Half way through my run, a very small bird leaps from a hedge to my right, skits across the road to the hedge on my left but doesn’t pause, just bounces off it and back to the middle of the road. It squeaks off ahead, then up into some trees and out of sight.
The sight of this tiny bright green bird momentarily distracts me from the stitch in my side, the aches in my chest, and the lumpen feeling of despair in my legs.
I am an overweight middle-aged man out running, and I hate it.
The runners who inspire me seem to have one spectacular advantage: they’re already thin enough for it to look like it’s easy for them. (I know it’s not. I know it’s hard work for everyone. But these people make it look easy.)
I hate running for many reasons, and the main one is the bit about running. I am not lithe, I don’t have long slim muscular legs. My legs are short and stubby and tubby and flabby, and every step feels like an argument.
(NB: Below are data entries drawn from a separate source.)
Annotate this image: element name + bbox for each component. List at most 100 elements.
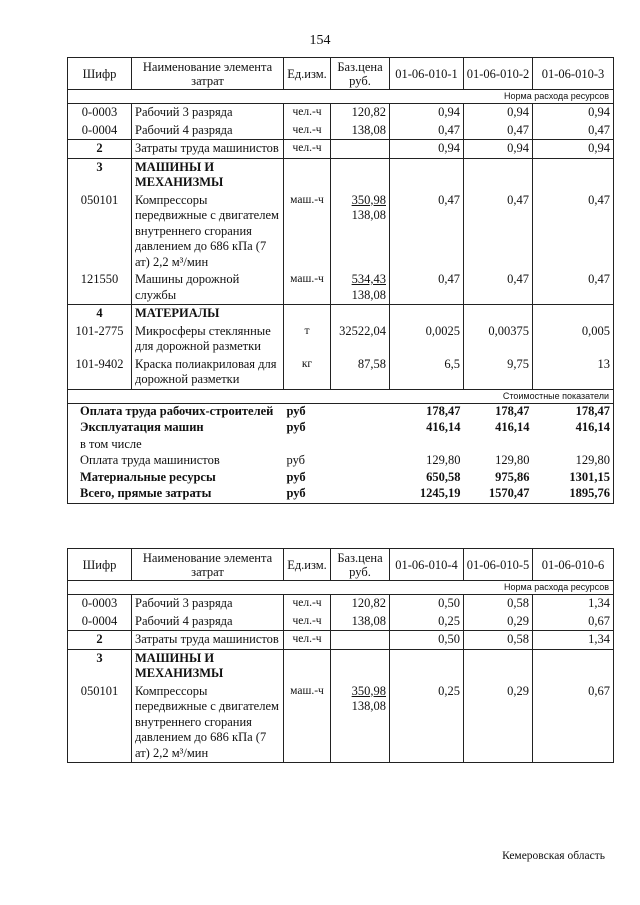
value-cell — [390, 437, 464, 454]
unit-cell: чел.-ч — [283, 121, 331, 140]
price-cell — [331, 403, 390, 420]
name-cell: Затраты труда машинистов — [131, 630, 284, 650]
column-header: Наименование элемента затрат — [131, 548, 284, 581]
code-cell: 0-0004 — [67, 612, 132, 631]
unit-cell: маш.-ч — [283, 271, 331, 305]
price-cell: 120,82 — [330, 594, 390, 613]
value-cell: 0,94 — [389, 103, 464, 122]
table-row: 2 Затраты труда машинистов чел.-ч 0,50 0,58 1… — [67, 630, 614, 650]
value-cell — [532, 436, 614, 453]
unit-cell — [283, 304, 331, 323]
value-cell: 975,86 — [495, 469, 530, 484]
table-row: 050101 Компрессоры передвижные с двигател… — [67, 191, 614, 271]
price-cell — [330, 648, 390, 683]
cost-name: Эксплуатация машин — [67, 420, 284, 437]
code-cell: 3 — [67, 648, 132, 683]
code-cell: 2 — [67, 630, 132, 650]
value-cell: 0,29 — [463, 612, 533, 631]
column-header: 01-06-010-5 — [463, 548, 533, 581]
price-value: 350,98 — [351, 683, 386, 698]
column-header: 01-06-010-6 — [532, 548, 614, 581]
value-cell: 0,005 — [532, 322, 614, 356]
unit-cell — [283, 157, 331, 192]
value-cell: 0,94 — [463, 139, 533, 159]
header-row: Шифр Наименование элемента затрат Ед.изм. Б… — [67, 548, 614, 581]
value-cell: 0,94 — [532, 139, 614, 159]
value-cell: 0,0025 — [389, 322, 464, 356]
unit-cell — [283, 648, 331, 683]
name-cell: Краска полиакриловая для дорожной размет… — [131, 355, 284, 390]
cost-label: Стоимостные показатели — [67, 388, 614, 404]
price-cell — [330, 486, 390, 504]
unit-cell: чел.-ч — [283, 103, 331, 122]
name-cell: Микросферы стеклянные для дорожной разме… — [131, 322, 284, 356]
code-cell: 0-0003 — [67, 103, 132, 122]
value-cell: 416,14 — [495, 420, 530, 434]
table-row: 101-9402 Краска полиакриловая для дорожно… — [67, 355, 614, 390]
column-header: Шифр — [67, 57, 132, 90]
price-cell: 350,98 138,08 — [330, 191, 390, 271]
section-row: Норма расхода ресурсов — [67, 89, 614, 104]
value-cell — [532, 157, 614, 192]
cost-row: Всего, прямые затраты руб 1245,19 1570,47 18… — [67, 486, 614, 504]
value-cell: 0,50 — [389, 594, 464, 613]
value-cell: 129,80 — [495, 453, 530, 467]
price-value: 534,43 — [351, 272, 386, 286]
value-cell: 650,58 — [426, 469, 461, 484]
price-cell — [330, 157, 390, 192]
value-cell — [532, 648, 614, 683]
value-cell: 1570,47 — [463, 486, 533, 504]
norm-label: Норма расхода ресурсов — [67, 580, 614, 595]
table-row: 0-0004 Рабочий 4 разряда чел.-ч 138,08 0,25 0… — [67, 612, 614, 631]
code-cell: 050101 — [67, 682, 132, 763]
cost-name: Оплата труда рабочих-строителей — [67, 403, 284, 420]
value-cell: 0,58 — [463, 630, 533, 650]
value-cell: 416,14 — [532, 420, 614, 437]
unit-cell: маш.-ч — [283, 191, 331, 271]
unit-cell: т — [283, 322, 331, 356]
unit-cell: чел.-ч — [283, 630, 331, 650]
code-cell: 050101 — [67, 191, 132, 271]
cost-name: Оплата труда машинистов — [67, 453, 284, 470]
value-cell: 178,47 — [426, 403, 461, 418]
name-cell: Компрессоры передвижные с двигателем вну… — [131, 682, 284, 763]
page-number: 154 — [309, 33, 331, 48]
value-cell: 416,14 — [426, 420, 461, 434]
table-row: 0-0003 Рабочий 3 разряда чел.-ч 120,82 0,50 0… — [67, 594, 614, 613]
code-cell: 3 — [67, 157, 132, 192]
unit-cell: маш.-ч — [283, 682, 331, 763]
cost-row: Оплата труда рабочих-строителей руб 178,47… — [67, 403, 614, 420]
column-header: Ед.изм. — [283, 548, 331, 581]
cost-name: Всего, прямые затраты — [67, 486, 284, 504]
price-cell — [331, 420, 390, 437]
section-row: Стоимостные показатели — [67, 388, 614, 404]
code-cell: 101-2775 — [67, 322, 132, 356]
price-cell: 138,08 — [330, 121, 390, 140]
value-cell: 1895,76 — [532, 486, 614, 504]
column-header: 01-06-010-1 — [389, 57, 464, 90]
value-cell — [463, 648, 533, 683]
value-cell: 0,25 — [389, 612, 464, 631]
price-sub-value: 138,08 — [351, 699, 386, 713]
value-cell: 0,47 — [532, 121, 614, 140]
code-cell: 101-9402 — [67, 355, 132, 390]
value-cell: 1245,19 — [389, 486, 464, 504]
value-cell: 178,47 — [495, 403, 530, 418]
value-cell: 0,47 — [389, 271, 464, 305]
name-cell: МАШИНЫ И МЕХАНИЗМЫ — [131, 648, 284, 683]
value-cell — [532, 304, 614, 323]
price-cell: 32522,04 — [330, 322, 390, 356]
price-value: 350,98 — [351, 192, 386, 207]
value-cell: 0,00375 — [463, 322, 533, 356]
table-row: 3 МАШИНЫ И МЕХАНИЗМЫ — [67, 648, 614, 683]
section-row: Норма расхода ресурсов — [67, 580, 614, 595]
price-cell: 534,43 138,08 — [330, 271, 390, 305]
code-cell: 4 — [67, 304, 132, 323]
unit-cell: руб — [286, 469, 306, 484]
price-sub-value: 138,08 — [351, 287, 386, 302]
value-cell: 0,47 — [463, 121, 533, 140]
name-cell: Рабочий 4 разряда — [131, 612, 284, 631]
price-cell: 350,98 138,08 — [330, 682, 390, 763]
value-cell: 0,94 — [532, 103, 614, 122]
code-cell: 0-0003 — [67, 594, 132, 613]
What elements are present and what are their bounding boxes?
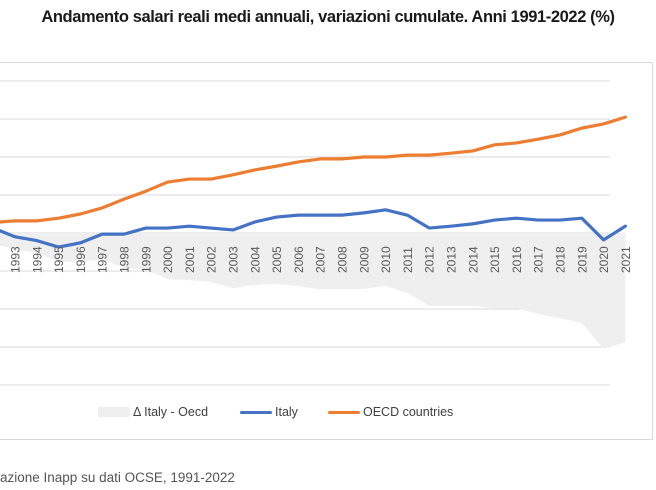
legend-item-italy: Italy — [240, 405, 298, 419]
legend-item-delta: Δ Italy - Oecd — [98, 405, 208, 419]
x-tick-label: 1993 — [9, 246, 23, 273]
x-tick-label: 1994 — [30, 246, 44, 273]
x-tick-label: 1995 — [52, 246, 66, 273]
x-tick-label: 2005 — [270, 246, 284, 273]
x-tick-label: 2007 — [314, 246, 328, 273]
x-tick-label: 2018 — [554, 246, 568, 273]
x-tick-label: 1997 — [96, 246, 110, 273]
x-tick-label: 1998 — [118, 246, 132, 273]
legend: Δ Italy - Oecd Italy OECD countries — [0, 405, 656, 425]
x-tick-label: 2014 — [466, 246, 480, 273]
x-tick-label: 2008 — [336, 246, 350, 273]
x-tick-label: 2009 — [357, 246, 371, 273]
x-tick-label: 2017 — [532, 246, 546, 273]
x-tick-label: 2016 — [510, 246, 524, 273]
legend-item-oecd: OECD countries — [328, 405, 453, 419]
x-tick-label: 2012 — [423, 246, 437, 273]
x-tick-label: 2006 — [292, 246, 306, 273]
legend-label-italy: Italy — [275, 405, 298, 419]
x-tick-label: 1996 — [74, 246, 88, 273]
legend-swatch-delta — [98, 407, 130, 417]
x-tick-label: 2000 — [161, 246, 175, 273]
x-tick-label: 2019 — [575, 246, 589, 273]
x-tick-label: 2010 — [379, 246, 393, 273]
legend-swatch-italy — [240, 410, 272, 414]
legend-label-delta: Δ Italy - Oecd — [133, 405, 209, 419]
source-note: azione Inapp su dati OCSE, 1991-2022 — [0, 470, 235, 485]
chart-frame — [0, 62, 653, 440]
oecd-line — [0, 115, 628, 224]
x-tick-label: 2003 — [227, 246, 241, 273]
legend-label-oecd: OECD countries — [363, 405, 454, 419]
chart-title: Andamento salari reali medi annuali, var… — [41, 8, 615, 26]
x-tick-label: 2001 — [183, 246, 197, 273]
x-tick-label: 2020 — [597, 246, 611, 273]
x-tick-label: 2002 — [205, 246, 219, 273]
delta-area — [0, 233, 626, 349]
x-tick-label: 1999 — [139, 246, 153, 273]
x-tick-label: 2021 — [619, 246, 633, 273]
x-tick-label: 2013 — [445, 246, 459, 273]
x-tick-label: 2015 — [488, 246, 502, 273]
legend-swatch-oecd — [328, 410, 360, 414]
italy-line — [0, 208, 628, 249]
x-tick-label: 2004 — [248, 246, 262, 273]
x-tick-label: 2011 — [401, 247, 415, 273]
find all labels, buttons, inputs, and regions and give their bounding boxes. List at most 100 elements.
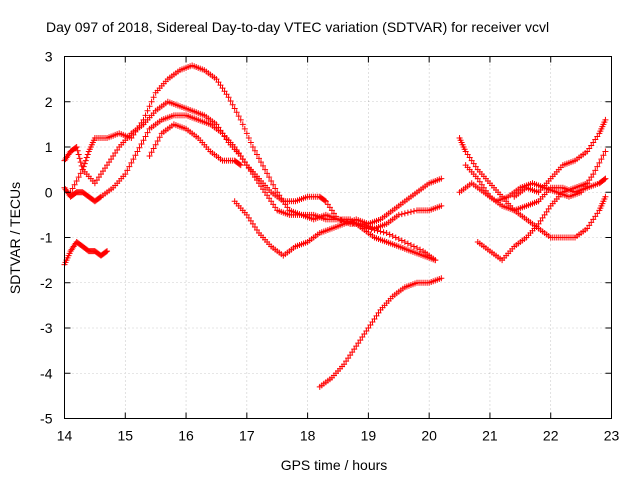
data-point (75, 151, 82, 158)
data-point (588, 142, 595, 149)
x-axis-label: GPS time / hours (281, 457, 388, 473)
data-point (138, 119, 145, 126)
data-point (146, 103, 153, 110)
data-point (237, 153, 244, 160)
data-point (217, 127, 224, 134)
series-track-12 (474, 180, 591, 264)
data-point (126, 163, 133, 170)
series-track-11 (511, 116, 609, 200)
data-point (231, 105, 238, 112)
data-point (236, 161, 243, 168)
series-track-8 (456, 134, 609, 241)
data-point (541, 211, 548, 218)
data-point (219, 130, 226, 137)
data-point (276, 192, 283, 199)
data-point (146, 153, 153, 160)
data-point (374, 227, 381, 234)
data-point (215, 79, 222, 86)
y-tick-label: -4 (40, 365, 53, 381)
data-point (128, 134, 135, 141)
data-point (353, 343, 360, 350)
data-point (438, 202, 445, 209)
data-point (371, 315, 378, 322)
data-point (322, 198, 329, 205)
data-point (280, 198, 287, 205)
series-track-1 (61, 112, 439, 264)
data-point (245, 165, 252, 172)
data-point (144, 129, 151, 136)
data-point (395, 211, 402, 218)
data-point (264, 192, 271, 199)
y-tick-label: -1 (40, 230, 53, 246)
data-point (104, 248, 111, 255)
chart-title: Day 097 of 2018, Sidereal Day-to-day VTE… (46, 19, 549, 35)
data-point (380, 229, 387, 236)
data-point (221, 88, 228, 95)
data-point (241, 125, 248, 132)
data-point (243, 211, 250, 218)
data-point (602, 148, 609, 155)
y-tick-label: -2 (40, 275, 53, 291)
y-tick-label: -3 (40, 320, 53, 336)
y-axis-ticks: -5 -4 -3 -2 -1 0 1 2 3 (40, 49, 612, 427)
data-point (343, 358, 350, 365)
data-point (462, 148, 469, 155)
data-point (272, 185, 279, 192)
x-axis-ticks: 14 15 16 17 18 19 20 21 22 23 (57, 56, 619, 444)
data-point (140, 116, 147, 123)
data-point (470, 160, 477, 167)
data-point (134, 125, 141, 132)
data-point (592, 136, 599, 143)
data-point (77, 159, 84, 166)
data-point (253, 151, 260, 158)
data-point (395, 236, 402, 243)
data-point (398, 211, 405, 218)
data-point (91, 180, 98, 187)
series-track-9 (462, 162, 609, 214)
data-point (438, 275, 445, 282)
data-point (152, 141, 159, 148)
data-point (543, 208, 550, 215)
data-point (278, 195, 285, 202)
data-point (122, 171, 129, 178)
data-point (76, 155, 83, 162)
data-point (150, 145, 157, 152)
data-point (156, 134, 163, 141)
data-point (239, 156, 246, 163)
data-point (148, 149, 155, 156)
data-point (590, 171, 597, 178)
data-point (73, 144, 80, 150)
y-tick-label: 1 (45, 139, 53, 155)
data-point (584, 180, 591, 187)
data-point (247, 217, 254, 224)
data-point (361, 331, 368, 338)
data-point (99, 168, 106, 175)
data-point (71, 181, 78, 188)
series-track-6 (316, 275, 445, 390)
data-point (95, 174, 102, 181)
data-point (347, 352, 354, 359)
data-point (270, 201, 277, 208)
y-tick-label: 3 (45, 49, 53, 65)
data-point (136, 122, 143, 129)
data-point (476, 178, 483, 185)
data-point (223, 91, 230, 98)
series-track-10 (456, 148, 609, 205)
data-point (239, 121, 246, 128)
data-point (213, 121, 220, 128)
x-tick-label: 14 (57, 428, 73, 444)
data-point (138, 140, 145, 147)
data-point (260, 162, 267, 169)
y-tick-label: 2 (45, 94, 53, 110)
series-track-4 (146, 121, 244, 169)
data-point (77, 170, 84, 177)
data-point (466, 154, 473, 161)
data-point (321, 197, 328, 204)
data-point (284, 204, 291, 211)
data-point (326, 204, 333, 211)
data-point (401, 210, 408, 217)
data-point (142, 112, 149, 119)
data-point (124, 167, 131, 174)
data-point (386, 231, 393, 238)
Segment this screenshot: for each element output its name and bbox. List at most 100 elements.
I’m arguing with my body, which would rather be on the sofa.
“You will run,” I command it.
“Oh please shut up and let me relax,” it replies.
But I’m in charge. I lift one flabby leg and let it drop down to the road, then the next. Together, my body and I advance. My body doesn’t care about birds or being outdoors or its own health. It wants to rest, and it wants a biscuit.
I live in a hilly town, and my body and I have reached such a state of disagreement about running that even the slightest incline drastically slows me down, and lessens my ability to run further.
In an effort to reach a compromise, I’ve recently taken to driving somewhere a bit flatter. I don’t have to go far, just a couple of miles outside town there’s a bit of flat countryside criss-crossed by narrow lanes. I can run here for much longer. My body complains, but doesn’t collapse.
There are pros and cons of running on country lanes:
PRO: Occasional encounters with wildlife
(see bird story above, and cow story below)
PRO: Hardly any cars
(my typical rate is 1 car per km)
PRO: Superb air quality
CON: Occasional encounters with cow shit
CON: Higher likelihood of bug-swallowing
On this particular run, I manage 3.7km. The experienced runners among you will snort at this pathetic total, but for me it’s an achievement. Not my longest run ever, but the longest for quite a while, certainly since I decided It Really Is About Time I Started Running Again.
It’s a beautiful evening, perfect weather: a slightly chilly wind, offset by delicious warm sunshine. Towards the end of my run, along the final stretch of road, I can see my car parked ahead of me.
There are some cows - young ones, by the size of them - gathered at the edge of the field on my left. They’re munching the interesting-plants-that-aren’t-grass that are growing in the hedge.
I focus my eyes on the car ahead, but say out loud: “Hi cows.”
Two or three of the cows stop munching, and lift their heads to look at me. They’re so young, it’s possible they haven’t seen many runners before. Perhaps I’m the first one.
“Why are you mooving?” ask the cows.
I don’t break my stride.
“I’m running,” I say. “I want to lose weight.”
“What a strange thing to doo,” say the cows.
“I agree,” I pant. Only about 100 metres left to go now. I’m so thirsty. My body wants to interject with some opinions but I won’t let it.
“We’re right behind yoo,” say the cows, chewing encouragingly.
“Thanks cows,” I say. I reach the car, and touch it, and gasp myself back to sweaty normality.
I am a middle-aged man who has been for a run, and I hate it. But it has its positives.